Formulation and characterization of screen printable dopant ink for fabrication of polysilicon TFTs

To move the promise of printed electronics from the laboratory to volume production required adopting a new approach eliminating ink-jet printing and adopting instead a hybrid mature print and conventional process. Novel screen printable N+ and P+ dopant inks were developed to fabricate polysilicon thin film transistors (TFTs). Semiconductor-grade dopant inks were formulated from a combination of thermoset plastic with boron and phosphor compounds. Inks were screen printed on polysilicon active islands on a 300 mm square stainless-steel foil substrate. The drain and source of the top gate TFTs were then formed via a thermal anneal activation. The residue after annealing was removed with an inoffensive process to avoid damage to the thin silicon layer and gate oxide. Doping was uniform across 300 mm sheet substrate.
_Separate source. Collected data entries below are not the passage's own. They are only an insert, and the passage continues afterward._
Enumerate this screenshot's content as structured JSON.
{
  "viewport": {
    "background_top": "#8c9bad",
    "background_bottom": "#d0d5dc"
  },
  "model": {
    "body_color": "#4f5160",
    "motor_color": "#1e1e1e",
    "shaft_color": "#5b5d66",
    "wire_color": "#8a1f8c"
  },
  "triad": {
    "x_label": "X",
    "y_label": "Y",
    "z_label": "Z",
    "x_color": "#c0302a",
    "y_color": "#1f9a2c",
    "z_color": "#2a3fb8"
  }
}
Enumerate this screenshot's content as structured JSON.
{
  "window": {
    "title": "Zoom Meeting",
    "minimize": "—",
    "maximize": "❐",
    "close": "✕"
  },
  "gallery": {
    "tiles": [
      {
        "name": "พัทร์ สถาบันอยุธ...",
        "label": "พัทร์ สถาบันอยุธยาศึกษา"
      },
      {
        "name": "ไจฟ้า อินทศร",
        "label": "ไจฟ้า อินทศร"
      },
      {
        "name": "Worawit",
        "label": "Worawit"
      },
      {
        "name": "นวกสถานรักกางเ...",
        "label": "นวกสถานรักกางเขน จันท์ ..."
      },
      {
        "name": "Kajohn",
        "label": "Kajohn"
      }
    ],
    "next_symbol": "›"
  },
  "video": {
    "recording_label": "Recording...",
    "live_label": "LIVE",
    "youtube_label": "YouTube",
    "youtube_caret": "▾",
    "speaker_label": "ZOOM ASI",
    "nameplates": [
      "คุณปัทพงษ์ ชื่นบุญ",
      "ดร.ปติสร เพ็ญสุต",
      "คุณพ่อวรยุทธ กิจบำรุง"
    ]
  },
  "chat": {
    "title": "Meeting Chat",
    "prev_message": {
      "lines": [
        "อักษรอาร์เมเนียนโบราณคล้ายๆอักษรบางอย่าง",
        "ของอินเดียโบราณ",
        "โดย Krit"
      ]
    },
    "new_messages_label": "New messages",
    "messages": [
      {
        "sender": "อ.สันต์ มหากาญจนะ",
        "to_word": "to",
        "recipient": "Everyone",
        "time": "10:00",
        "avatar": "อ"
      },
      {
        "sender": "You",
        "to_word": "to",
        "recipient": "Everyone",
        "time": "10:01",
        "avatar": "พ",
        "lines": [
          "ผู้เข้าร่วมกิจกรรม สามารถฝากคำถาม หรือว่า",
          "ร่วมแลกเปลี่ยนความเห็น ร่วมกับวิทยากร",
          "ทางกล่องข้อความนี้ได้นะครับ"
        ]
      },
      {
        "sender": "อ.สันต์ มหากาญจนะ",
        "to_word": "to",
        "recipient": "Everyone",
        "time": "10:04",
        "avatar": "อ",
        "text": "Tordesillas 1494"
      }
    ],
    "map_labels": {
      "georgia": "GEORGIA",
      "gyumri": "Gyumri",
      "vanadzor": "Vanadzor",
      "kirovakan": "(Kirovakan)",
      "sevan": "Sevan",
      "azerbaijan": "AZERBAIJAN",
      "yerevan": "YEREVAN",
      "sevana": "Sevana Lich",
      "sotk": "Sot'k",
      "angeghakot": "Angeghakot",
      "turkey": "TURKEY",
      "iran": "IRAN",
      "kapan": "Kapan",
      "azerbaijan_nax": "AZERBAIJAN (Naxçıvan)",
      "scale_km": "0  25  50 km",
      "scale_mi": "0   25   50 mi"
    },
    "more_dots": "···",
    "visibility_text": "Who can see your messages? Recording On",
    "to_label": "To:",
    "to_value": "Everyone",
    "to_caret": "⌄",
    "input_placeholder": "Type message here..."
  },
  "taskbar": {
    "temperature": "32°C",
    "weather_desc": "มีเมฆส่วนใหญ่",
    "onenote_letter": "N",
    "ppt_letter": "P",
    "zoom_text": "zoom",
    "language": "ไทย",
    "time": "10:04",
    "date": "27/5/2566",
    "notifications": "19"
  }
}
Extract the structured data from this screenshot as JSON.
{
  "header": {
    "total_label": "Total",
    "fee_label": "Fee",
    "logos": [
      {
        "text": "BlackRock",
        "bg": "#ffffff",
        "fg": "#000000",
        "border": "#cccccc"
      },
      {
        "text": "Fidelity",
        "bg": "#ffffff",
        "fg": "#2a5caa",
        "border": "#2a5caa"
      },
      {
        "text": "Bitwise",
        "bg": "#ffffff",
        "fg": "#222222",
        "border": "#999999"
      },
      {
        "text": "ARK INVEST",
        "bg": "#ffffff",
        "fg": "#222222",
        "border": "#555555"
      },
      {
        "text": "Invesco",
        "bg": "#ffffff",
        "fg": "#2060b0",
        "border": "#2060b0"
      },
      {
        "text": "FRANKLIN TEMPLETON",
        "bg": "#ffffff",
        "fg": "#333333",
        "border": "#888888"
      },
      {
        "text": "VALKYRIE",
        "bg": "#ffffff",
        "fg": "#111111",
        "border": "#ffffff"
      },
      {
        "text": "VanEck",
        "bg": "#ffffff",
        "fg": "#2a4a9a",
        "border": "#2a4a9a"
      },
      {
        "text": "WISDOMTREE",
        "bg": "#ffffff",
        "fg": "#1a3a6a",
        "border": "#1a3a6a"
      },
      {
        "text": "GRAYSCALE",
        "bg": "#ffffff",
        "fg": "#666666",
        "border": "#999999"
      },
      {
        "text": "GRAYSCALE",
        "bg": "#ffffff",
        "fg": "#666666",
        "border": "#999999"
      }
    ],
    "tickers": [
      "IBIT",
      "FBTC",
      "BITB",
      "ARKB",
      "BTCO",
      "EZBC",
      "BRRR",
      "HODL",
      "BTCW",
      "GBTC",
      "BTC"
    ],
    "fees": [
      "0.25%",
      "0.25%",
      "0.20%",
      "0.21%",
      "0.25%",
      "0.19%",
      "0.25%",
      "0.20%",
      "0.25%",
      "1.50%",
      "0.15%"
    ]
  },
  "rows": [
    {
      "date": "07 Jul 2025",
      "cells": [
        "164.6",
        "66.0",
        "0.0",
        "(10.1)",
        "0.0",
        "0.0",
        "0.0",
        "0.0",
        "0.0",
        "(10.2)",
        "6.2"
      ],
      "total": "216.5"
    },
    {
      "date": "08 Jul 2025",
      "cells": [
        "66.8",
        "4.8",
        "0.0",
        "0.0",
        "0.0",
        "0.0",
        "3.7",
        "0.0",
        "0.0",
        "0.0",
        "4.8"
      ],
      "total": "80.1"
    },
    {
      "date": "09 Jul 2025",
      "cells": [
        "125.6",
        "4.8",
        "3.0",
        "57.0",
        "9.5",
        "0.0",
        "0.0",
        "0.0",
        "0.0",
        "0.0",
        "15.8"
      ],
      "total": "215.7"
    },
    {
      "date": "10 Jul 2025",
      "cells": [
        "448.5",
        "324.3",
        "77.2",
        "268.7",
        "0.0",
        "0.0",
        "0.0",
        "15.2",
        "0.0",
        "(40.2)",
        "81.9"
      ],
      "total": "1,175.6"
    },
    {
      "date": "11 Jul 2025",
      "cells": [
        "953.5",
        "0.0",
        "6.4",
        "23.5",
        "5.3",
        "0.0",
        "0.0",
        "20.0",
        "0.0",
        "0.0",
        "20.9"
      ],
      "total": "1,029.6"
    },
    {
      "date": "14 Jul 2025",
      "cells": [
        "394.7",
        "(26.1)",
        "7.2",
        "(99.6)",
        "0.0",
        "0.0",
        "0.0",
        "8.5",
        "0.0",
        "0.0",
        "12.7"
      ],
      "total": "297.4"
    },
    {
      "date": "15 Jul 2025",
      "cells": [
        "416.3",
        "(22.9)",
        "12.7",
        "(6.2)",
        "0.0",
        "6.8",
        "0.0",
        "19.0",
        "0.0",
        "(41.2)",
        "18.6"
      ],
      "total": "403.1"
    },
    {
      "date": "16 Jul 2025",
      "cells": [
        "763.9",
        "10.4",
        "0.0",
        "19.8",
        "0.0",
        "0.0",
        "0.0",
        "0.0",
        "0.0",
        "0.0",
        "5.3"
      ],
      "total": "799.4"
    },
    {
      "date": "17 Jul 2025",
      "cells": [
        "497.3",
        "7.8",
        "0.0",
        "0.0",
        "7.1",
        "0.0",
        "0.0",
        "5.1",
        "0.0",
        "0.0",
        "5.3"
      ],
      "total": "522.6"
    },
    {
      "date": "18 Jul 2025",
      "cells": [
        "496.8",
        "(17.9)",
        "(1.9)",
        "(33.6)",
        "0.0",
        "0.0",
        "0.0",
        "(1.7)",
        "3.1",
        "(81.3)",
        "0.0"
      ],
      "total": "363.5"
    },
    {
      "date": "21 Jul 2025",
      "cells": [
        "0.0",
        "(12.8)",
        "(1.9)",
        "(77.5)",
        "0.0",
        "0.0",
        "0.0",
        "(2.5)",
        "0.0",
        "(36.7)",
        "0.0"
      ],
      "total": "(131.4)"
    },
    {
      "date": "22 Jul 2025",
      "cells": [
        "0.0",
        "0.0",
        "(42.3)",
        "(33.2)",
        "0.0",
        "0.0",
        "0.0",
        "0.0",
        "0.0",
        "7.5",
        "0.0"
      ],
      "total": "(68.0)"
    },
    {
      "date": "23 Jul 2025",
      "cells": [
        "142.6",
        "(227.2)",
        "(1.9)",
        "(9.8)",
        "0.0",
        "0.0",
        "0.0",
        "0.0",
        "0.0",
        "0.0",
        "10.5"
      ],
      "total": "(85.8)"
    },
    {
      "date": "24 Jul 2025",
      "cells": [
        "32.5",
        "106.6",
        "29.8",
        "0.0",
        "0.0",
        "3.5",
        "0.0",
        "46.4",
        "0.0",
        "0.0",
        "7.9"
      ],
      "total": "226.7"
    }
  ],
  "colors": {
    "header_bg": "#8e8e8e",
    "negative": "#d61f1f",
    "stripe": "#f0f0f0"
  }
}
The sheet resistance was modulated to 200 omega sq(-1) for the N+ and 1000 omega sq(-1) for the P+ active layer. Field mobility of polysilicon TFTs fabricated using this screen-printed dopant process were 80 cm(2)V s(-1) for PMOS and 200 cm(2)V s(-1) for NMOS using low-cost, mature equipment, and an easily manageable process that is both scalable and compatible with roll-to-roll manufacturing.

Automated summary

The development of novel screen printable N+ and P+ dopant inks, combined with a hybrid printing and conventional process, enabled the promotion of printed electronics from the laboratory to volume production. The resulting polysilicon TFTs exhibited high field mobility and were fabricated using low-cost, mature equipment and a scalable process compatible with roll-to-roll manufacturing.